Cellat direkmen içki olan yere gitti, bende domates seçtim. Ve Cellat'ın yanına gittim.

"Sen ağır mı içersin hafif mi?" Diye sordu, ona baktım ve konuştum,

"Ben içki içmem." Dedim, başını 'peki' anlamın da salladı, ve baya bir içki aldı. Kasaya gittik, içki ve domateslerin parasını ödeyip marketten çıktık.

"Ee nasılsın?" Diye sordu, başımı hafif ona çevirdim.

"İyiyim." Yorgun bir şekilde cevap verdim.

"Yorgunsun... Yorgunum... Cemre, niye seni bırakamıyorum?" Dedi bana bakarak. Yolun ortasın da öylece durdum, oda durdu.

"Keşke bende bilsem, kaçıncı kez söylüyorum bilmiyorum ama yine söylüyorum.

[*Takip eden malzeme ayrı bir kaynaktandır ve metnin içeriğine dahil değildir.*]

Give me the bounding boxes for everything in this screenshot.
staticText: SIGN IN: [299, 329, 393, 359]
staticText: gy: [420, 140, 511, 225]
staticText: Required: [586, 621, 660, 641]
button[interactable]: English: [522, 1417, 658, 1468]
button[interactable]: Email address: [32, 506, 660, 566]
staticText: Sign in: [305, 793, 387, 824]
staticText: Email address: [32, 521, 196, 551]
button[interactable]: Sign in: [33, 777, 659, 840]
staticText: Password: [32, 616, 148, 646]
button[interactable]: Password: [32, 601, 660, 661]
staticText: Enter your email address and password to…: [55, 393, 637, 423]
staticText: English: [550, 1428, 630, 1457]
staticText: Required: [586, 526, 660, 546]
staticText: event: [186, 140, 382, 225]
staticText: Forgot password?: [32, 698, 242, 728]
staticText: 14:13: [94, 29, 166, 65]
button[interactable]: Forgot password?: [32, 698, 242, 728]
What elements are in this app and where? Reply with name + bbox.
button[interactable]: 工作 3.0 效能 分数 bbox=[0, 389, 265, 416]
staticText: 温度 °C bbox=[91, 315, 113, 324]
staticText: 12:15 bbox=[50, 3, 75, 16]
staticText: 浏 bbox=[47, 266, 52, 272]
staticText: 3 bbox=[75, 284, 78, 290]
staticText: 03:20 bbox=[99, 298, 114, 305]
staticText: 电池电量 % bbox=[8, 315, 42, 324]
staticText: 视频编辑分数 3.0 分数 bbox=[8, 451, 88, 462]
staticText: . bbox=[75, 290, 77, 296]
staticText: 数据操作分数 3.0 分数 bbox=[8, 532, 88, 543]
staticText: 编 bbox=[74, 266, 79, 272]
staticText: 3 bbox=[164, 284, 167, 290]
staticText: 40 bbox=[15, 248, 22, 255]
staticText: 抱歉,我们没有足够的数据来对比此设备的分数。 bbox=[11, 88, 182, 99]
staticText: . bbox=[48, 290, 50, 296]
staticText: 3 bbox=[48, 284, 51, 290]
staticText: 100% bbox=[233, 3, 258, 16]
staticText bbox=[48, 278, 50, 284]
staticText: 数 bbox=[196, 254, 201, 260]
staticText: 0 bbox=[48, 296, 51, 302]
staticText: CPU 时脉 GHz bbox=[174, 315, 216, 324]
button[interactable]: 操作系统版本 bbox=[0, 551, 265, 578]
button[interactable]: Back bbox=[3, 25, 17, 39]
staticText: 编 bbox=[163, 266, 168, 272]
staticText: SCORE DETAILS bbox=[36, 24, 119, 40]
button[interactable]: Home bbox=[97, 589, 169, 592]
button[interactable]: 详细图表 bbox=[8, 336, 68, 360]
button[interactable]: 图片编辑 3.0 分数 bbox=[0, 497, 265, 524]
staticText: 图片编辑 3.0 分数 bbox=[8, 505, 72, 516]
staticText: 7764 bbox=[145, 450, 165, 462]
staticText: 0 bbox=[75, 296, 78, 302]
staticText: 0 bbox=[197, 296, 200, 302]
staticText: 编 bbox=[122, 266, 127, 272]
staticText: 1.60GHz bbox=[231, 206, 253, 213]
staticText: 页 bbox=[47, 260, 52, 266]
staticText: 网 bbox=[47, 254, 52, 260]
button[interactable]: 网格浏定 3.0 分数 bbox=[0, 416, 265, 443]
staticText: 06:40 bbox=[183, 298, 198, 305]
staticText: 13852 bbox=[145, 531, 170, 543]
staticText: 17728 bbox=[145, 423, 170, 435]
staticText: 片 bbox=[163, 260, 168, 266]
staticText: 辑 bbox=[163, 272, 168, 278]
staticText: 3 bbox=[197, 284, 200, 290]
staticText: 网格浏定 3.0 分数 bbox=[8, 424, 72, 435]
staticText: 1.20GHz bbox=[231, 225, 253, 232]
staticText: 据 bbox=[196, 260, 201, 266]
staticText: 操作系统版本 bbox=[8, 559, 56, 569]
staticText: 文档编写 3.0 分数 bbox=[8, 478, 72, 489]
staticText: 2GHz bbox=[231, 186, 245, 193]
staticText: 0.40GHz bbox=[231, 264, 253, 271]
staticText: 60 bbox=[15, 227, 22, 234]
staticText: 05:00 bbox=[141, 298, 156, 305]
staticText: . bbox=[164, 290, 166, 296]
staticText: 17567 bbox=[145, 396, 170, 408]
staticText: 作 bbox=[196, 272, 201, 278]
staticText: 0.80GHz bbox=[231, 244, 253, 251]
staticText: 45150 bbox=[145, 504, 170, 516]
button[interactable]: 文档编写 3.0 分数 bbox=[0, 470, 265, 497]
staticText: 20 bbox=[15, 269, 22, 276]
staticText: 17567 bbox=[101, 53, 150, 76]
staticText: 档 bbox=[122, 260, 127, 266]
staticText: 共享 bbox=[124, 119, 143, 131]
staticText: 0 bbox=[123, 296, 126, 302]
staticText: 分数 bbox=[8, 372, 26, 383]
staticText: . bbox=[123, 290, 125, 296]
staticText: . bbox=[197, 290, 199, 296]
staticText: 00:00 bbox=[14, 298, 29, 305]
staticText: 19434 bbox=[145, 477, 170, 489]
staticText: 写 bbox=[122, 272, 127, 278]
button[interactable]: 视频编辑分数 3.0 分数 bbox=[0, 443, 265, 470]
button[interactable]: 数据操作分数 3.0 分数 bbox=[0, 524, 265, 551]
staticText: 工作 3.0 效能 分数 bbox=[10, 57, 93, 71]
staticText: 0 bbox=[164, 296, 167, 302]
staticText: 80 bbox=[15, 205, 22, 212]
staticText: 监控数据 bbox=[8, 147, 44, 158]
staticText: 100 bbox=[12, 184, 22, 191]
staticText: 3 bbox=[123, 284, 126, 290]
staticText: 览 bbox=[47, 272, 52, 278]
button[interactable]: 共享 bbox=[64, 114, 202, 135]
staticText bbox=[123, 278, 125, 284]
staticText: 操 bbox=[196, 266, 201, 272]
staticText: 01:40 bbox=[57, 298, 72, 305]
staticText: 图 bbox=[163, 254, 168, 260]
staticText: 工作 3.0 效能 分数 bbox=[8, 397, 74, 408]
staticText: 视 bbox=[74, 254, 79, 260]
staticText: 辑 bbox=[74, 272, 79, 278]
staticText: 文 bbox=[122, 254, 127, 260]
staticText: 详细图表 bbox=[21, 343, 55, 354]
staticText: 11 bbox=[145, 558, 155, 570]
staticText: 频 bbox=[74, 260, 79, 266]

Keşkeler gerçek olsaydı bu halde olmazdık..." Dedim. Oda seviyordu bu sözümü. Elimden tuttu, ve yürümeye başladı.

nE?

Elimden mi tuttu!?

Ellerimize baktım gerçekten elimi tutmuş.

***

Herkez gelmişti, ve şuan onlar icki içiyordu bende meyve suyu. Cellat Ceren'in yanın da oturuyordu bu normaldi sonuçta sevgiliydiler.

"Ee nasıl gidiyor?" Diye sordu Rüzgar.

"İyi Rüzgar'cım senin?" Diey sordu Eda, biraz soğuk davranıyordu bana normaldi onu DÖVEN bir kıza kim sıcak davranır ki?

"Benim de iyi, ee Cemre sen neler yapıyorsun? Manit falan var mı?" Diye sorduğun da tam cevap vercekken Cellat konuştu,

"Sanane?" Dedi, Rüzgar Cellat'a şaşkınca baktı.

"Asıl sana sanane aşkım, sorabilir." Dedi Ceren, şuan o Çeronun saçını başını yolasım geliyor! Sanane ya çocuk beni koruyor!

"Aynen" dedi Rüzgar Cellat şuan Rüzgar'ı öldürmemek için çok çaba sarfediyordu. Çünkü nedensizce çok sinirlenmişti, peki bu sinirinin nedeni neydi? Onu sinirlendiren şey neydi ki?

"Kaşınma." Dedi Cellat.

"Cemre kanka sen Rüzgar'la bir dışarı çık istersen." Dedi Merve, başımla onayladım. Ben kalktığım da Cellat'da kalktı, ona şaşkınca bakmaya başladım. Sakin olsaydı iyi olacaktı, yoksa Rüzgar'ı düşünemiyorum...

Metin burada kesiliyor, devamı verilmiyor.